O desabastecimento de peças nas montadoras, que reduziu o volume de veículos disponibilizados nas concessionárias, somado às maiores restrições ao comércio durante a segunda onda da pandemia do novo coronavírus, e o aumento do ICMS (Imposto sobre a Circulação de Mercadorias e Serviços) de 12% para 13,3% no Estado de São Paulo pesaram na decisão do consumidor sobre adquirir um zero-quilômetro no mês passado.

Segundo dados da Fenabrave (Federação Nacional da Distribuição de Veículos Automotores), as vendas de automóveis, comerciais leves, caminhões e ônibus retraíram 16,7% em fevereiro, na comparação com igual período no ano passado, totalizando 167.384 unidades. Trata-se do pior volume para o mês em três anos. No bimestre, emplacamentos somaram 338.526 exemplares, queda de 14,17% ante primeiros dois meses de 2020. No Grande ABC, onde a presença do setor automotivo é forte e o impacto da pandemia devido à produção menor, é intenso, foram comercializados 4.228 veículos novos no bimestre, queda de 23,2% ante os 5.510 de 2020, ou 1.282 unidades a menos.

“Na indústria, mesmo com os esforços das montadoras para aumentar a produção, a falta de disponibilidade de peças e componentes ainda persiste, fazendo com que algumas fábricas tivessem de paralisar, temporariamente, a produção em fevereiro, afetando, de forma importante, a oferta de produtos”, analisa o presidente da Fenabrave, Alarico Assumpção Júnior. “Além disso, o aumento dos casos de Covid, que provocou o retrocesso da abertura do comércio em várias cidades, também contribuiu.”

O consultor da Oikonomia Consultoria Automotiva, Raphael Galante, explica que desde o início da pandemia houve intenso corte no volume de pedidos das montadoras às sistemistas, que produzem peças e componentes e, embora a retomada do mercado tenha ocorrido no fim do ano passado, leva-se um tempo até que os fornecedores consigam atender aos pedidos. “Não é igual a uma feira, em que você pede uma dúzia de laranja e uma de bananas e sai com o produto na mão. Envolve toda uma cadeia que foi fortemente atingida pela redução drástica na produção. Sem contar que muita peça é importada, e demora a chegar, além de sofrer com o dólar alto”, contextualiza. Para ele, até o meio do ano deve haver problemas pontuais com a falta de produtos.

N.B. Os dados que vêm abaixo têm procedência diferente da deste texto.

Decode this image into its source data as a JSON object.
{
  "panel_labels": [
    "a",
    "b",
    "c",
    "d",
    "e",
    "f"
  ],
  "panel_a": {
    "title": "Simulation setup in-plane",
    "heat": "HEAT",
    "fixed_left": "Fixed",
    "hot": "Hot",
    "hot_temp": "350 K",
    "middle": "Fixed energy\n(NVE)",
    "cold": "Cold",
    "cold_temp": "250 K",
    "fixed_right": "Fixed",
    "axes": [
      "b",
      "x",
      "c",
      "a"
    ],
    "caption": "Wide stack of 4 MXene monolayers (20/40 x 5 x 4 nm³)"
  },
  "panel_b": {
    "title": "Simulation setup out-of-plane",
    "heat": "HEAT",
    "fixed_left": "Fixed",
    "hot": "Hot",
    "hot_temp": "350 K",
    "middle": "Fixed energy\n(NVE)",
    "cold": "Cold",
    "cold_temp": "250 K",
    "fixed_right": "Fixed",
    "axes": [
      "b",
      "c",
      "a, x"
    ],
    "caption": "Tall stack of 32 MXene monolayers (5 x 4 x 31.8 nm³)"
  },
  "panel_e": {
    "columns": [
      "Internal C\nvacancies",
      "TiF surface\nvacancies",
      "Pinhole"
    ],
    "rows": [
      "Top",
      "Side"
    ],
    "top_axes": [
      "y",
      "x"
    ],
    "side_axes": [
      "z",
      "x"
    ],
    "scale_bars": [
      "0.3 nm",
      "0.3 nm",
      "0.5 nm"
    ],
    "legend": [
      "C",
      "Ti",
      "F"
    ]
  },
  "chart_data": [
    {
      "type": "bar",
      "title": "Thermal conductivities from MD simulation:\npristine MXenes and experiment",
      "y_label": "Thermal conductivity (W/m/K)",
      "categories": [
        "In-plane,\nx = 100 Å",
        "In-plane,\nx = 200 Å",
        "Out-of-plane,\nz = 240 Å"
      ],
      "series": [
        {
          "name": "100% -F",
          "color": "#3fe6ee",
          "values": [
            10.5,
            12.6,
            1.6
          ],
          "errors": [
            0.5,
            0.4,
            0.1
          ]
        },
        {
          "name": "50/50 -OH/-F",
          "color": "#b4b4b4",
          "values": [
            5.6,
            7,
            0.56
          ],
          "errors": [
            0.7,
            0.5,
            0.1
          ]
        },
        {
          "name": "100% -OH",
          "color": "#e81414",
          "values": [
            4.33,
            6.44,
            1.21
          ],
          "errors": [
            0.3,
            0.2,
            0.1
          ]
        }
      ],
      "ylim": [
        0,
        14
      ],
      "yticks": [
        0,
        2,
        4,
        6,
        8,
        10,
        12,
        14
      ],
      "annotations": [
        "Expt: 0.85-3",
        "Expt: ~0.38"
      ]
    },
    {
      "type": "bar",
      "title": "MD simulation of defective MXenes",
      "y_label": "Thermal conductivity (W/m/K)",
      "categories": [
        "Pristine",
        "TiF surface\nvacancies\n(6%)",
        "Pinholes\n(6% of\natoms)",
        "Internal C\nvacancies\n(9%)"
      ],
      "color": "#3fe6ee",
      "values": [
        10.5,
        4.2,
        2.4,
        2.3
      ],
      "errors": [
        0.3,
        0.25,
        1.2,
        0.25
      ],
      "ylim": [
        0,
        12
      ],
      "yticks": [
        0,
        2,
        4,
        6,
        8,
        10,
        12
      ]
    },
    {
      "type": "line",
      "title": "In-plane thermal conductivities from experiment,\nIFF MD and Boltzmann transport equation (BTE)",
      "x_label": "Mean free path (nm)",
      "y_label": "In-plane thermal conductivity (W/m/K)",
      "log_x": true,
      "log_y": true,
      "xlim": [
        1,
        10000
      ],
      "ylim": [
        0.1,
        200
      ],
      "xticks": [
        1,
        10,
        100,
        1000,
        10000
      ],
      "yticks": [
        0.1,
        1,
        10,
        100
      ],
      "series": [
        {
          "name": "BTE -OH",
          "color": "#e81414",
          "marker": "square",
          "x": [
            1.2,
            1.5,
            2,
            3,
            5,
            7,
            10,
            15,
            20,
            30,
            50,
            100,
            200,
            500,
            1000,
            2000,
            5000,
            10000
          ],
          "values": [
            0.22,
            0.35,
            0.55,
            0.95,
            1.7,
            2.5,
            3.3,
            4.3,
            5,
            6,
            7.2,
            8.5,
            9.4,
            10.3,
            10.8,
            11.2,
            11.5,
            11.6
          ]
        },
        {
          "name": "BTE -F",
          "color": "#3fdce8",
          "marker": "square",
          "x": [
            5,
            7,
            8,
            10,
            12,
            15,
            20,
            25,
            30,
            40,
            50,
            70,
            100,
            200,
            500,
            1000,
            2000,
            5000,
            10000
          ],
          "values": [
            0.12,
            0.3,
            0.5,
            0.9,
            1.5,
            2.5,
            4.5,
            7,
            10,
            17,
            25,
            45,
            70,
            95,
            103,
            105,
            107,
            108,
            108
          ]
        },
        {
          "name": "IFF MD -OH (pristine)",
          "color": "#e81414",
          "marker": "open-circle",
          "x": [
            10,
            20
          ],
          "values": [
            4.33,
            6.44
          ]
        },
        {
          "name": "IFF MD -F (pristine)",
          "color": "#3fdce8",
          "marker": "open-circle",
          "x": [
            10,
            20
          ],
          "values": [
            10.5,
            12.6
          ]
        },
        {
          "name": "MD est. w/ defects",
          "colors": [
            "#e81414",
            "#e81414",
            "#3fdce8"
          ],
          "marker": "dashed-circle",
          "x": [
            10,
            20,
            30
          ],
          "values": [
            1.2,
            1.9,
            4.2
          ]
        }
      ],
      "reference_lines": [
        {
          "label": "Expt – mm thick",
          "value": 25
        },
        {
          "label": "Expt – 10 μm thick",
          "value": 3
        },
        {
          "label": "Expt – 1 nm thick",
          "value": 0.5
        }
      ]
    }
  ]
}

Outro ponto destacado por Assumpção Júnior foi o aumento do ICMS. “Os preços dos veículos ficaram mais caros em São Paulo, em razão do ICMS, que passou de 12% para 13,3% para exemplares novos, e de 1,8% para 5,53% para usados, tornando os negócios das concessionárias e lojistas quase que impraticáveis. Todos saíram perdendo: consumidor, empresários, empregados e o governo de São Paulo que, certamente, não terá alta na arrecadação, pois há tendência de os negócios serem realizados fora do Estado, onde o ICMS é menor”, alerta.

O consultor concorda e diz que o consumidor, a fim de driblar o aumento dos impostos, pode buscar Estados que sejam fronteiriços. No caso do Grande ABC, é possível ir a Minas Gerais, a cerca de duas horas da região. “Em alguns casos, é possível economizar R$ 2.000 a R$ 3.000 e, em se tratando de carros de luxo, até R$ 6.000. É uma economia que pode viabilizar a compra.”